« E T une femme qui portait un enfant dans les bras dit : Parlez-nous des enfants.
Et il dit :
Vos enfants ne sont pas vos enfants.
Ils sont les fils et les filles de l'appel de la vie à elle-même.
Ils viennent à travers vous mais non de vous.
Et bien qu'ils soient avec vous, ils ne vous appartiennent pas.
Vous pouvez leur donner votre amour mais non point vos pensées,
Car ils ont leur propre pensées », écrit Khalil Gibran, dans les années vingt, dans un livre intitulé « le Prophète ». La maîtrise des techniques médicales, qui permet de plus en plus tôt d'influer sur la vie du futur enfant, n'est-elle pas arrivée à faire mentir cet auteur libanais ? Dans quelle mesure le mythe de l'enfant parfait a-t-il été bouleversé par la diversité des techniques de dépistage prénatal ? Les intervenants du quatrième colloque de pédiatrie et de psychanalyse, qui se déroulera samedi et dimanche à la Maison de la chimie*, examineront les questions soulevées par les avancées des pratiques médicales en pédiatrie.

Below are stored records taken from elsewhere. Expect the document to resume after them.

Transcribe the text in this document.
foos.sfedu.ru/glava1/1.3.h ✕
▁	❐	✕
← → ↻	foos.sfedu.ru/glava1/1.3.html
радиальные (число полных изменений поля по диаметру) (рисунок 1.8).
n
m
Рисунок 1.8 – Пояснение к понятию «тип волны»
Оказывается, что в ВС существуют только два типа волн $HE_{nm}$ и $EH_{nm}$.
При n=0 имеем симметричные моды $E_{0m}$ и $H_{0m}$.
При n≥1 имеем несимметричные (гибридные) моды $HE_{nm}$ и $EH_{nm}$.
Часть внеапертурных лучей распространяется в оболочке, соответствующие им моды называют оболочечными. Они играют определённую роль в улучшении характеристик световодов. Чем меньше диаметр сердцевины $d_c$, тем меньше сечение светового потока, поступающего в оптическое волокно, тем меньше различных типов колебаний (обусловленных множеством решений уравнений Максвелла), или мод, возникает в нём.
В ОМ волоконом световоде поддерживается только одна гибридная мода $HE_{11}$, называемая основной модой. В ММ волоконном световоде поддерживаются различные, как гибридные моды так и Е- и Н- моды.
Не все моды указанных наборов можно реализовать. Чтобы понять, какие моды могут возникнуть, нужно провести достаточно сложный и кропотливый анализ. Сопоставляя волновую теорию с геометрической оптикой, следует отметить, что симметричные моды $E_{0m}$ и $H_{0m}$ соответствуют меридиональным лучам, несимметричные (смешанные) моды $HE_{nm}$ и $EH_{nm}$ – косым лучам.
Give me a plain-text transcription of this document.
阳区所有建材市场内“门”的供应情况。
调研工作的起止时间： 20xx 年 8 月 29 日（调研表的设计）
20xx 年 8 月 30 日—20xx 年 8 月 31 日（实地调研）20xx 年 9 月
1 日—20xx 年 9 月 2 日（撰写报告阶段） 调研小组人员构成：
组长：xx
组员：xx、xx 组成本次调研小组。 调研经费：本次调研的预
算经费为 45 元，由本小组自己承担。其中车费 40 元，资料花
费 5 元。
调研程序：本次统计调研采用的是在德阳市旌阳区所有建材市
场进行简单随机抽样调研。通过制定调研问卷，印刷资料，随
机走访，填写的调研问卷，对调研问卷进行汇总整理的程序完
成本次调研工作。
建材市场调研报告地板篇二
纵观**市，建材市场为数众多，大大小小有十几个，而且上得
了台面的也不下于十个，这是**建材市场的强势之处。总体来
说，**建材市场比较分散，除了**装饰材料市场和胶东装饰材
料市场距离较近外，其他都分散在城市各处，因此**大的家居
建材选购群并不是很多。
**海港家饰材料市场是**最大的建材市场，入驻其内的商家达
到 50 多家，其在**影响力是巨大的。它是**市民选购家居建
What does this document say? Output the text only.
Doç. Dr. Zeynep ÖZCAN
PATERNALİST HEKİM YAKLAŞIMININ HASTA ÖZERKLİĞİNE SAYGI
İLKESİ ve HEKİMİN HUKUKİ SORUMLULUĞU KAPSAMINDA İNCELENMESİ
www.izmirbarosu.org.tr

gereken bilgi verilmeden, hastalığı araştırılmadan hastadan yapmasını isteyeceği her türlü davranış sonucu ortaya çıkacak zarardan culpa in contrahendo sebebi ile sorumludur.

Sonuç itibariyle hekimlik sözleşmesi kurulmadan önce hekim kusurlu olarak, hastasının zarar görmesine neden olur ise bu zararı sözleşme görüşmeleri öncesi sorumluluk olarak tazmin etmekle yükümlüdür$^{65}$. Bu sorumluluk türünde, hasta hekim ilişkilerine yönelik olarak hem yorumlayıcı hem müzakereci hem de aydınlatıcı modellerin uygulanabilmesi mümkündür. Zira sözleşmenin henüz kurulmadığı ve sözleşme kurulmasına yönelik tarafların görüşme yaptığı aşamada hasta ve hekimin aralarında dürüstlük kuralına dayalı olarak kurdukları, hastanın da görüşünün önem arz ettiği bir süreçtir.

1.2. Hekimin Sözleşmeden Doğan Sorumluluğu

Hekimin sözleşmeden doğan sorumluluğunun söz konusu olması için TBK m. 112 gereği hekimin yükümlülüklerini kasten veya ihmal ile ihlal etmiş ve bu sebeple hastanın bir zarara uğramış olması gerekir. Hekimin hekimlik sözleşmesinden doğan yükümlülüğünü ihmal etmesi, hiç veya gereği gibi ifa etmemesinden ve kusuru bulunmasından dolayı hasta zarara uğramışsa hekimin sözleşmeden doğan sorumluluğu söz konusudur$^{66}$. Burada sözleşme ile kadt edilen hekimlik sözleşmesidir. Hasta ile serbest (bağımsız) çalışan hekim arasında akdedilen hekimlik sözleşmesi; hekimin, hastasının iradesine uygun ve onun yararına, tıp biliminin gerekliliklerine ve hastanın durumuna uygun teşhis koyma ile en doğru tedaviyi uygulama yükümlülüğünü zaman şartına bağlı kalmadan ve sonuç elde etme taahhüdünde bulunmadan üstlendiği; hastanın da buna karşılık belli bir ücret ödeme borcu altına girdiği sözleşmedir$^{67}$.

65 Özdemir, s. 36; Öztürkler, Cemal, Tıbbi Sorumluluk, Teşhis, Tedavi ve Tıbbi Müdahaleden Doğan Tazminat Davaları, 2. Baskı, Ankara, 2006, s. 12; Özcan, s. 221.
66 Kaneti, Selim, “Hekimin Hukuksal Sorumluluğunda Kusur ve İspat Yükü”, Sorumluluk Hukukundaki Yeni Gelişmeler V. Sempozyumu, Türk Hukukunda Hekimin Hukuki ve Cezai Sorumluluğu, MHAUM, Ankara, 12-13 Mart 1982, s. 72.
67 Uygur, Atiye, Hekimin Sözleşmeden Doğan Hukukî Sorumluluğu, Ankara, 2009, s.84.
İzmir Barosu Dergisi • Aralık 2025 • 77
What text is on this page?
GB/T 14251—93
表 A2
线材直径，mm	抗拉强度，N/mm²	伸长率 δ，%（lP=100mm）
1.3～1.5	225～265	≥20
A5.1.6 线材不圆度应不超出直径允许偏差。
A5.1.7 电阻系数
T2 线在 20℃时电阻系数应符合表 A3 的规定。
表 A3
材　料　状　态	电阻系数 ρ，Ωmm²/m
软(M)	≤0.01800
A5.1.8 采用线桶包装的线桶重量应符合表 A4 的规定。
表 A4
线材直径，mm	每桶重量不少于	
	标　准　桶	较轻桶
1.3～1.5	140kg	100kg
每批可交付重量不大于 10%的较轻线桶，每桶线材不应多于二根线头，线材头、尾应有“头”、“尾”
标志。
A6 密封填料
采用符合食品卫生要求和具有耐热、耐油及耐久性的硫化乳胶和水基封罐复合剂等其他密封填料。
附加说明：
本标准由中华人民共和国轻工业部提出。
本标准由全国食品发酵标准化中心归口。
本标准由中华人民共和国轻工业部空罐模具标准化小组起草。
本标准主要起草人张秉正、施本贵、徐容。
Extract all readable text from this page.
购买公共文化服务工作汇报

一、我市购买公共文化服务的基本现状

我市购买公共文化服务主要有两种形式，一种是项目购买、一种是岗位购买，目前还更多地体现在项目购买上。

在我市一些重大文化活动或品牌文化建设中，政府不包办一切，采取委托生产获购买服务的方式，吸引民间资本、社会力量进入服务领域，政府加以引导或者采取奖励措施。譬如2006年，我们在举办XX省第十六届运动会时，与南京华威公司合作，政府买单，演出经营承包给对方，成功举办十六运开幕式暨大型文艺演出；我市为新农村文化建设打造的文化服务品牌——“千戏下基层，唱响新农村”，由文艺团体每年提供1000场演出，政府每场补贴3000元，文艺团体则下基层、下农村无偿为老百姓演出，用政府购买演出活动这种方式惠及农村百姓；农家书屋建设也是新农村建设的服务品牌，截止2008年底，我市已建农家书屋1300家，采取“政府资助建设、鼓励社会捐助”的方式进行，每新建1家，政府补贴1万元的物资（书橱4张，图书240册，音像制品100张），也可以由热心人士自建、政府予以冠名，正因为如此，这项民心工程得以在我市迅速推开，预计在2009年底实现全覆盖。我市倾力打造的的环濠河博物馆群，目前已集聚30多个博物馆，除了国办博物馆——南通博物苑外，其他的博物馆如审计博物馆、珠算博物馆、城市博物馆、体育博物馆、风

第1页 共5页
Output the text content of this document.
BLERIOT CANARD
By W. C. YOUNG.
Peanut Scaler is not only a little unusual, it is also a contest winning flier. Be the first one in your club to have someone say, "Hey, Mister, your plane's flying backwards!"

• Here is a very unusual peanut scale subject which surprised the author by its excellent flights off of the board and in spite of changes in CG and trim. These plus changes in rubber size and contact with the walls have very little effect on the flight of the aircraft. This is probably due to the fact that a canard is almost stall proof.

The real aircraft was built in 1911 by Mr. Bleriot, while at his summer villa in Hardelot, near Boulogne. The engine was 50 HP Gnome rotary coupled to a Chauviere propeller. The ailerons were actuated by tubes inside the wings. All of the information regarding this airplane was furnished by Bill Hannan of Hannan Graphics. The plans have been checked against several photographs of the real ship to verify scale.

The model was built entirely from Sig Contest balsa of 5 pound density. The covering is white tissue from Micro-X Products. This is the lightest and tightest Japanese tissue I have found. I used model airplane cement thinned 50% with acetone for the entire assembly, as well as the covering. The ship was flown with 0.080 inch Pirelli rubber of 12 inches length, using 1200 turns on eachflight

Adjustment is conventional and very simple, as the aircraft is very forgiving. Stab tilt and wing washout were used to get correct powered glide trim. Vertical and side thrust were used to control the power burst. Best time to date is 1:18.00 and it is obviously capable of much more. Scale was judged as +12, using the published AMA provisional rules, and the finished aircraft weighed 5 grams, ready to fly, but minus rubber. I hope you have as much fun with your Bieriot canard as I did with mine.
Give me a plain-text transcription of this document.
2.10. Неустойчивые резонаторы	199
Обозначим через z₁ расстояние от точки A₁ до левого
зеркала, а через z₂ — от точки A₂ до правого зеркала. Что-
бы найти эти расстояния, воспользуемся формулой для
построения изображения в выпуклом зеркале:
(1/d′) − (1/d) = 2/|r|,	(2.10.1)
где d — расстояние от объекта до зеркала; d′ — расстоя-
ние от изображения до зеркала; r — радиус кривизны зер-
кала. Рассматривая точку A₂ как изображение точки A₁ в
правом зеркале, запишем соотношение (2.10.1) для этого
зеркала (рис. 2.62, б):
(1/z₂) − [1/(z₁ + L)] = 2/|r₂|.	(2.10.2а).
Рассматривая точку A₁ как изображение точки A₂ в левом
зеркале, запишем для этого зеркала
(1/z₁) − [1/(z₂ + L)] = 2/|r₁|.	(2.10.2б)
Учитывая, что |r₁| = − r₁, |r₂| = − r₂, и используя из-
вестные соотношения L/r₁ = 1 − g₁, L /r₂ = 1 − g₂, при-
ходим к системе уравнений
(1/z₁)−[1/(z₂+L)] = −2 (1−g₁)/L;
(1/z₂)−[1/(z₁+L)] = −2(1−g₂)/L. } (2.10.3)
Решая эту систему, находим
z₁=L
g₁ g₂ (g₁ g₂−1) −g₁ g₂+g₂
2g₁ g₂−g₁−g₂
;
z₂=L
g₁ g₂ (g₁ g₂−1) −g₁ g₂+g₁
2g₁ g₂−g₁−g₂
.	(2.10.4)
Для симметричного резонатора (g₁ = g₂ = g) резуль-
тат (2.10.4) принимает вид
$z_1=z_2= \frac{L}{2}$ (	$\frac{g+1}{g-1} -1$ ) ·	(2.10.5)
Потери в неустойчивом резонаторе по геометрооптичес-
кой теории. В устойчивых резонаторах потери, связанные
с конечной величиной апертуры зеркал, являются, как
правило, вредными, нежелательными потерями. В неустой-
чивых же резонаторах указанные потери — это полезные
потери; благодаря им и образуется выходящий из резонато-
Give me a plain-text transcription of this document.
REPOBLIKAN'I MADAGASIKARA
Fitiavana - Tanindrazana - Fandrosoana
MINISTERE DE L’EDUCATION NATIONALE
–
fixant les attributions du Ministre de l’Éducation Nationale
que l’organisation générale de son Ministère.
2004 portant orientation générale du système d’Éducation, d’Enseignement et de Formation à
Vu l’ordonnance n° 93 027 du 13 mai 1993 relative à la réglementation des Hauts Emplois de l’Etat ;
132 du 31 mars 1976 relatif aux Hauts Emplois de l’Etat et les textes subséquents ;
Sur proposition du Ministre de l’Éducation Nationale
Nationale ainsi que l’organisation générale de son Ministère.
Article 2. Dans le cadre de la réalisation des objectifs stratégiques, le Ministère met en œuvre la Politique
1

Le Dr Bernard Fonty, obstétricien, parle de l'enfant imaginaire, « l'enfant tel qu'on se le projette dans l'avenir ». « L'enfant imaginaire, c'est un concept formé avec tout notre background », explique-t-il, en constatant que beaucoup de femmes souffrant du post-partum blues sont déçues par leur bébé. Contrairement à l'enfant qui démontrera à ses parents, dès sa naissance, qu'il est un être autonome, le fœtus est à la merci de leur imagination. « Je ne connais pas de parents qui ne souhaitent pas un enfant sans handicap, note le Dr Fonty. Il y a une confusion entre la morphologie et la perception globale de l'enfant. »
Les questions que se poseront les parents en cas de découverte d'une malformation dépendront donc de ce qu'ils sont capables de supporter, par rapport à leur histoire, à leur entourage ou à l'environnement socio-culturel. Le Dr Fonty raconte, par exemple, le cas de parents confrontés à l'annonce du bec de lièvre de leur futur enfant. Alors que la mère serait prête à considérer cette malformation comme mineure, le père, colombien, ne l'accepte pas, pour des raisons culturelles. L'enfant né avec un bec de lièvre est en effet considéré comme responsable d'un destin funeste pour l'entourage. C'est le point de vue du père qui a finalement primé. « Je ne suis pas sûre d'avoir bien fait, avoue le Dr Fonty. Ce qui m'importe, c'est la mère. Où se trouve la limite ? C'est fonction de l'imaginaire de chacun. » Ce qui est sûr, constate-t-il, c'est que la femme ne pense pas à l'anomalie en début de grossesse. « C'est la médecine et la société qui l'y poussent. Au début, l'offre médicale dépasse la demande. »
La chasse à l'anomalie
Pour la mère, les outils de diagnostic (la première échographie est faite dès la 11e semaine d'aménorrhée) sont autant source d'inquiétude que source d'assurances. « De toute façon, j'avais bien l'intention d'utiliser toutes les techniques modernes de dépistage prénatal pour minimiser le risque de mauvaise surprise, raconte une future mère, dans une histoire fictive du Pr Fernand Daffos, obstétricien. A vrai dire, je n'eus même pas à faire de démarche car dès le début de la grossesse, la chasse à l'anomalie était ouverte. Une sage-femme me proposa une analyse sanguine pour savoir si j'avais un risque augmenté d'avoir un enfant trisomique. C'était, pour être sincère, la seule catastrophe que je n'avais pas encore envisagée et je la remerciais vivement d'ajouter ce nouveau sujet d'inquiétude à mes rêveries nocturnes. » C'est sous la forme de nouvelle que le Pr Daffos a choisi de mettre en scène « le catalogue des peurs prénatales ». Un moyen d'évoquer, sans jugement, ce à quoi sont confrontés les médecins et les parents face à une pratique médicale transformée par les nouvelles technologies.
* « Techniques médicales et fantasmes, au nom d'un projet d'enfant parfait », les 27 et 28 janvier, Maison de la chimie, 28, rue Saint-Dominique, 75007 Paris.